Be careful what you beg for

…What is up with seeing some drug on TV and deciding you want to take it? This is your one and only body---if something goes wrong, you can’t jump out and get another one.

…The FDA requires the makers to list all those side effects for a reason. You know, the sudden loss of vision, boner lasting more than four hours, dizziness, incontinence, even lymphoma and other cancers. Then they check the ad to see if the most common side effects are listed

…This is the cure—not what is being “cured.”

…Yes, for some diseases and disorders, drugs are lifesavers. But these ads are on TV to sell more drugs—and a recent study showed they work. A third of Americans have “asked their doctor,” as instructed. Of those, 82% got a prescription for the requested drug or another.

…Do people follow up—find out that the little inhaler that looks so cute actually has resulted in deaths. That kind of thing?

…What about everyone on a statin—more and more questions are being raised. But when people see a doctor (not even a cardiologist, and a guy who never practiced medicine or had a DEA number or prescribed meds) whose name is on an artificial heart and says he TAKES a drug, they think, “Wow, this stuff must be safe and terrific.”
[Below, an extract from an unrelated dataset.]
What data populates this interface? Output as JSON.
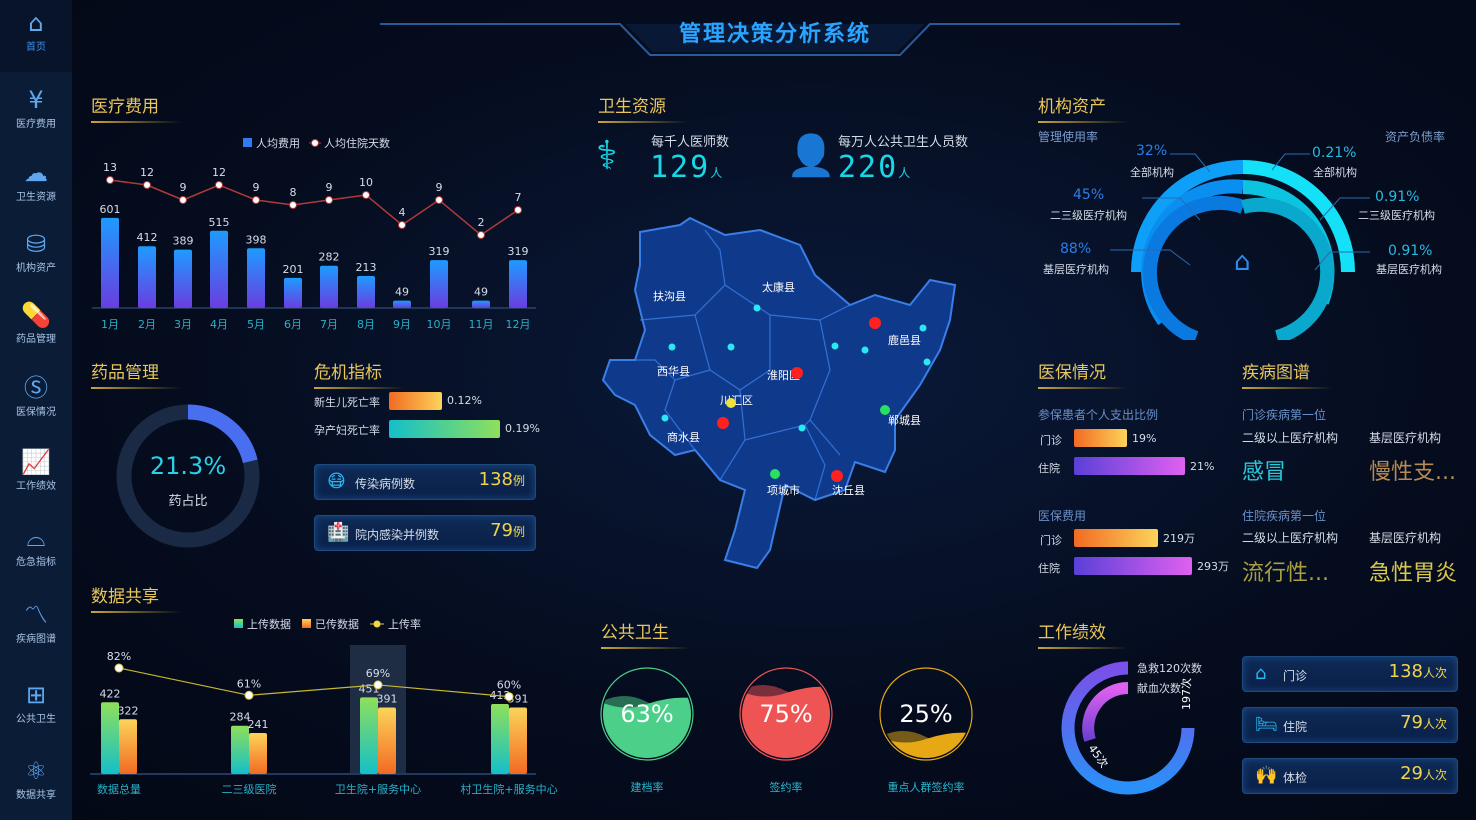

…He didn’t row the shell (which takes a lot of specialized skill), so maybe someone took the pill for him, too. Who knows?

…The point is, he is not you. And what he says is not necessarily good for you, either. Be smart.

…This went over into a rant. Oh, so what—it’s HA’s birthday. She likes rants.

Tuesday, March 04, 2008


…Sarah Kershaw, writing in the NYT (Mar 2, 2008), says another eating disorder has popped up—drunkorexia, substituting alcohol calories for food calories and basically starving.

…The drinking can be accompanied by either bingeing or starving.

…Typically, sufferers are college kids, who don’t eat all day so they can “afford” the calories to drink at night.

…Some women are afraid to put a grape in their mouths, but will drink a beer—according to one source.

…This requires a facility that specializes in both substance abuse and eating disorders. These centers are growing in number.

…Both behaviors are rooted in emotional pain (though HA has heard there may be genetic susceptibility).

…Many bulimics use the alcohol to vomit. (As many people know, that can work.)
About a third of bulemics have drug issues.

…So how to get free? This can be a problem because you need to stop drinking, but you can’t stop eating.

…Often expensive treatment is needed—and even then, the urge to binge, substitute half a dozen drinks, or cut eating begins to tickle the brain.

Monday, March 03, 2008

Socialized, schmocialized

…In the 1960s, HA’s father, who was a physician, journeyed to London for a few months to study “socialized” medicine.

…He was horrified to see the government paying doctors. He never really lived to see the insurance companies take over his business. Because it did get taken over, anyway--and he would have loathed every minute.

…Socialized medicine remained a big boogeyman at HA’s house and in many medical homes.

…Writing in the LA Times (Feb 25, 2008), Susan Brink says a Harvard poll shows the word “socialized” is losing its scare power.

…The researcher wondered if people even knew what this 1940’s term meant anymore.

…Pollsters at Harris Interactive asked more than 2,000 people in two surveys.

…67% said they knew what it meant—and almost 80% said it meant that the government makes sure everyone has health insurance. Only 32% said it meant the government controls doctors.

…Of those who said they understood the word, 45% said with socialized medicine, health care would be better. 39% said worse.

…Among Republicans 70% said worse. Among Democrats, 70% said better.

…Independents were 45% for better, 38% worse than now.

…Republicans get mad when they hear the word, according to pollsters.

…Every so often, the word gets thrown around to scare people.

…HA does not intend to get into politics here, but she thinks it means something that is managed centrally for the good of a given society or subset of society.

…You know, like police, fire, Medicare--for and by society, socialized.